Despite SEBI’s efforts to streamline promoter reclassifications, there appear to be certain lacunae. It appears odd and to an extent, even counter-intuitive, for the law to (a) require shareholders’ approval in relation to reclassification of exiting/ selling promoters into public shareholders pursuant to an open offer, when in fact the law already provides the shareholders with full information/ disclosures about the transaction (triggering such change in control) coupled with a fair option to exit the listed company (in case of ‘open offer’) and an opportunity to approve/ decline such replacement when put to vote (in case of ‘any other manner’) and (b) allow an existing promoter with nil or minimal shareholding to exit the listed company without shareholder blessing.
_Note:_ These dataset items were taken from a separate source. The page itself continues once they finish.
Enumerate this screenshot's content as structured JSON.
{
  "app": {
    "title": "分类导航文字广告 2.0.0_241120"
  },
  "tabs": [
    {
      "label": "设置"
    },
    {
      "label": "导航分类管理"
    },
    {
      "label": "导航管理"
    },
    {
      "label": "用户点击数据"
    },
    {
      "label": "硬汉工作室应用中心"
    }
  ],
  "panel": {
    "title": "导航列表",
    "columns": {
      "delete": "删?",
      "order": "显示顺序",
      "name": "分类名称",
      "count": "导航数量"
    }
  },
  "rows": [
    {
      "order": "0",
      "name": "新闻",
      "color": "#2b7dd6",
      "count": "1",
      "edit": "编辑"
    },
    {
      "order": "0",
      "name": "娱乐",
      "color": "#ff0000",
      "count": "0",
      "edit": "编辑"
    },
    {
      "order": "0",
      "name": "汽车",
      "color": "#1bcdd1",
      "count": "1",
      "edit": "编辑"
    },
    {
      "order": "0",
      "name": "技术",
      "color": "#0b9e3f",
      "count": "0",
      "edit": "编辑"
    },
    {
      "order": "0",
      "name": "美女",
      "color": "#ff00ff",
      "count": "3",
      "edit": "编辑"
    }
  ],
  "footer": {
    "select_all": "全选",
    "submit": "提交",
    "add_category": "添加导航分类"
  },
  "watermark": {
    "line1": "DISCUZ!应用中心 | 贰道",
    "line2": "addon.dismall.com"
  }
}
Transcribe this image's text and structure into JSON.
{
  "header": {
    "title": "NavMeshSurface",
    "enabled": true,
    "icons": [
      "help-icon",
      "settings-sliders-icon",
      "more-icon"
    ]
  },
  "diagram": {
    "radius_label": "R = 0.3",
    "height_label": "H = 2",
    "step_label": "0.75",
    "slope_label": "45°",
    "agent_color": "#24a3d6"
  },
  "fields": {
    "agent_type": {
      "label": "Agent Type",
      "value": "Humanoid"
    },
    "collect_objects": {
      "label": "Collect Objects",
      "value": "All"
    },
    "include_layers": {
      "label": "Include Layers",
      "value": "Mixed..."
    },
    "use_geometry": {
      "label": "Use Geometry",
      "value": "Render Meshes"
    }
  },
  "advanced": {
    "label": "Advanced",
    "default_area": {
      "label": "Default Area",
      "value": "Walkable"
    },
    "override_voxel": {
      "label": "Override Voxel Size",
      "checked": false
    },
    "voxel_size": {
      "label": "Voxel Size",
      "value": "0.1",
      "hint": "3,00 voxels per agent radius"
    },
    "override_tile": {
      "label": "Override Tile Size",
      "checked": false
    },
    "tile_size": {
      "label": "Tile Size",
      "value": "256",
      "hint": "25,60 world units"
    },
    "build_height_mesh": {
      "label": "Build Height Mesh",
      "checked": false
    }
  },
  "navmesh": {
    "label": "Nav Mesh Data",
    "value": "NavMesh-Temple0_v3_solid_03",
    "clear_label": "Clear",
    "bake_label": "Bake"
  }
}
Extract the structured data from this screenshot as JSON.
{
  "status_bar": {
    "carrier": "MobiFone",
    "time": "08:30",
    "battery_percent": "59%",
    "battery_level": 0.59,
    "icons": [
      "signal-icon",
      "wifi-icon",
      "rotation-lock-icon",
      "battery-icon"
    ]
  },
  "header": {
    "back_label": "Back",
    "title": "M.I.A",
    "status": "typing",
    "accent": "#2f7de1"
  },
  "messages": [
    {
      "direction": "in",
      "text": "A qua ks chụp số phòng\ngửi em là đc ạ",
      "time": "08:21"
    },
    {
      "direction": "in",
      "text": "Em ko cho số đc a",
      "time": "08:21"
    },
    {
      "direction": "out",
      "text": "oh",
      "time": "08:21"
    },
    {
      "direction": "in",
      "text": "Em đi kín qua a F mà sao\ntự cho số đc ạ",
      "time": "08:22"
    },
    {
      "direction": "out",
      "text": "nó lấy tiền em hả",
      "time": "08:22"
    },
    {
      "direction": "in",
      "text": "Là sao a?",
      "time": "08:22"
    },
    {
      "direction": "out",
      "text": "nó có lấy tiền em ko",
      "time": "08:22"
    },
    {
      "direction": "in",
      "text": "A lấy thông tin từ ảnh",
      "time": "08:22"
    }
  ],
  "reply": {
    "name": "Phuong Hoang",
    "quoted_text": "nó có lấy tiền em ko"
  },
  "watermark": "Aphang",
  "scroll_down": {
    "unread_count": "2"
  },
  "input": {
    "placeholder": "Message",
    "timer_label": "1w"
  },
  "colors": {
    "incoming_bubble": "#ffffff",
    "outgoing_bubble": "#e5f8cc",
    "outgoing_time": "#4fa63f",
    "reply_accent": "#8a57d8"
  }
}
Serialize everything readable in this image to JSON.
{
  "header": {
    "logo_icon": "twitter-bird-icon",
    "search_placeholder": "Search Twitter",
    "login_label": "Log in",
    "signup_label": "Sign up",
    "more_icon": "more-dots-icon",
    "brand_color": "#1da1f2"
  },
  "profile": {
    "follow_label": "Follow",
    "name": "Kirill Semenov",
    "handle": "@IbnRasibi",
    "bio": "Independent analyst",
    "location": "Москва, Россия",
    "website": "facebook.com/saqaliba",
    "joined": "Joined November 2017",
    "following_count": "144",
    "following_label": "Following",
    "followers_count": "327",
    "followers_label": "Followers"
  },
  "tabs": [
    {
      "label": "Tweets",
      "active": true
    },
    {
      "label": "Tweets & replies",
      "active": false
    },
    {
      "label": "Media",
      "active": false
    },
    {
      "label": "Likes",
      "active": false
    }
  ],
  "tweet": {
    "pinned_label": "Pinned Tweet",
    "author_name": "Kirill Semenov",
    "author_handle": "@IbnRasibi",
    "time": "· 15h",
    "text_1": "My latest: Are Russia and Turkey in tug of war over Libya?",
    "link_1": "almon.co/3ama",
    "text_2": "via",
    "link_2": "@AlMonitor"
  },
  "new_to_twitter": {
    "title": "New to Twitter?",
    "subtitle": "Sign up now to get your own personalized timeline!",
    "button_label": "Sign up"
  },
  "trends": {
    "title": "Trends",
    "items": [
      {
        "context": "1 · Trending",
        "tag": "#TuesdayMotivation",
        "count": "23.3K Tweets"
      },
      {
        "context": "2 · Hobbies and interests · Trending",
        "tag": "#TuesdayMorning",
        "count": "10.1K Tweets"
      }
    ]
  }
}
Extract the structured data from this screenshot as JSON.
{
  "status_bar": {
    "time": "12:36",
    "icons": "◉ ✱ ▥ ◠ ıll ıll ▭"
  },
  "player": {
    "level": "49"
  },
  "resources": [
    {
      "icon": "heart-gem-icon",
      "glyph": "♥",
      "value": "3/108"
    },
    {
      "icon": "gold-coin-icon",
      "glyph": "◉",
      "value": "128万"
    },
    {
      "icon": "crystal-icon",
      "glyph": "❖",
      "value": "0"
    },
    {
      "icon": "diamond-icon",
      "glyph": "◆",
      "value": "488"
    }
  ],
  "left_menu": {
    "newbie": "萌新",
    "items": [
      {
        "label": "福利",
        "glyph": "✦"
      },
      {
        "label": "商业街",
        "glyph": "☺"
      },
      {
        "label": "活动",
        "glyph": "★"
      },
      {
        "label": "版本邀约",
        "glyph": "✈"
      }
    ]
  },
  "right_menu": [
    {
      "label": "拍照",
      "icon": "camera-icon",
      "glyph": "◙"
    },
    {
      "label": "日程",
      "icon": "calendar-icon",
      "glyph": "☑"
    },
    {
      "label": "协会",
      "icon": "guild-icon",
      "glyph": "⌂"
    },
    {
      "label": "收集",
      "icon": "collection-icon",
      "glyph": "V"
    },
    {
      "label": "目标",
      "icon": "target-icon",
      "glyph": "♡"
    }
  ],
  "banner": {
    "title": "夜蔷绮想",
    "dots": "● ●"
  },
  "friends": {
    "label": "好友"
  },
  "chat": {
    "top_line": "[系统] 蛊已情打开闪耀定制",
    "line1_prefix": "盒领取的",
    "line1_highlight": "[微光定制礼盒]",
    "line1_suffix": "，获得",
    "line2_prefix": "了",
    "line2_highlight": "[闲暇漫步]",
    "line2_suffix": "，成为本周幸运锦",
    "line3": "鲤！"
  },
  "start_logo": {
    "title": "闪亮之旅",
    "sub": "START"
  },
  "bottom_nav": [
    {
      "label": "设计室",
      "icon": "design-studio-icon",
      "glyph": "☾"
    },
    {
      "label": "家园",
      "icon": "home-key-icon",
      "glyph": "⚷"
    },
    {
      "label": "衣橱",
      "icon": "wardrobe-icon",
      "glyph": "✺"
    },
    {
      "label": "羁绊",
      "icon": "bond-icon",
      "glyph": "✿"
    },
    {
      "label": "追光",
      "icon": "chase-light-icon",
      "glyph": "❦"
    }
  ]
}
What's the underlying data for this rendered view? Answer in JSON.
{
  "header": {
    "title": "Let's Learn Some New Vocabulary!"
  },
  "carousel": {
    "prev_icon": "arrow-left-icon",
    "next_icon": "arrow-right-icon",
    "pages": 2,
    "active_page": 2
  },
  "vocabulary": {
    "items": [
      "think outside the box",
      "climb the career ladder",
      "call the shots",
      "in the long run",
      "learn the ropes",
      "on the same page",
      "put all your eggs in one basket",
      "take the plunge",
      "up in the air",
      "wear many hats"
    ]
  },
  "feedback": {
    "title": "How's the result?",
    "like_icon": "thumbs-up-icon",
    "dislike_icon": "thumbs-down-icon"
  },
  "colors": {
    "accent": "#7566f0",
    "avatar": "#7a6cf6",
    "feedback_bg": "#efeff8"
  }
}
Delving into this apparent lacuna, a scenario may be envisaged wherein shareholders show reluctance to give their approval for reclassification after the exiting/ selling promoter has transferred the entire stake to the incoming promoter/ acquirer (the earliest this transfer may take effect under law based on the open offer procedure is twenty-five working days after the signing of the acquisition agreement). This would essentially translate into a situation wherein the exiting/ selling promoter may continue having legal obligations as a ‘promoter’ along with the incoming promoter/ acquirer despite not holding any shares. From a M&A transaction perspective where ‘conditions precedents’ are at the heart of any acquisition agreement, the shareholders’ approval for reclassification being made a condition precedent for the share transfer to occur may not be feasible, as a shareholding of less than ten percent by the exiting/ selling promoter is a prerequisite for seeking reclassification.
An escape from the aforesaid situation can perhaps be found, oddly, through a literal interpretation of Regulation 31A(2)–(3) of the Listing Norms coupled with a reading of the recent SEBI informal guidance letters. Through this route existing promoters can seek reclassification by approaching the stock exchanges – without shareholders’ approval. As such, to obviate the need for obtaining shareholders’ approval under Regulation 31A(5) of the Listing Norms or on being refused such shareholders’ approval, the literal law seemingly allows the exiting/ selling promoter to approach the stock exchanges under Regulation 31A(2)–(3) of the Listing Norms to seek reclassification – without obtaining shareholders’ approval. It should be acknowledged however that this approach ostensibly defeats the spirit of Regulation 31A(5) of the Listing Norms, which requires the exiting/ selling promoter to obtain shareholders’ approval.
On a related note, Regulation 31A(5) of the Listing Norms provides for “re”classification i.e. changing the status of a shareholder from ‘promoter’ to ‘public’ and not “de”classification i.e. a situation where the exiting/ selling promoter sells the entire shareholding to the incoming promoter/ acquirer. However, on perusal of certain recent transactions triggering an open offer, it can be seen that exiting/ selling promoters are adopting the approach of obtaining shareholders’ approval despite having transferred or agreed to transfer their entire shareholding to the incoming promoter/ acquirer. This approach seemingly blessed by SEBI (considering, open offers are overseen by SEBI) and reflecting its “once a promoter, always a promoter” psyche is, respectfully, preposterous and needs correction before a precedent is etched.
Having been established with the task of protecting the interests of public investors and the development of the Indian securities market – has SEBI, in its sincere effort, baked half-hearted guidelines on promoter exits?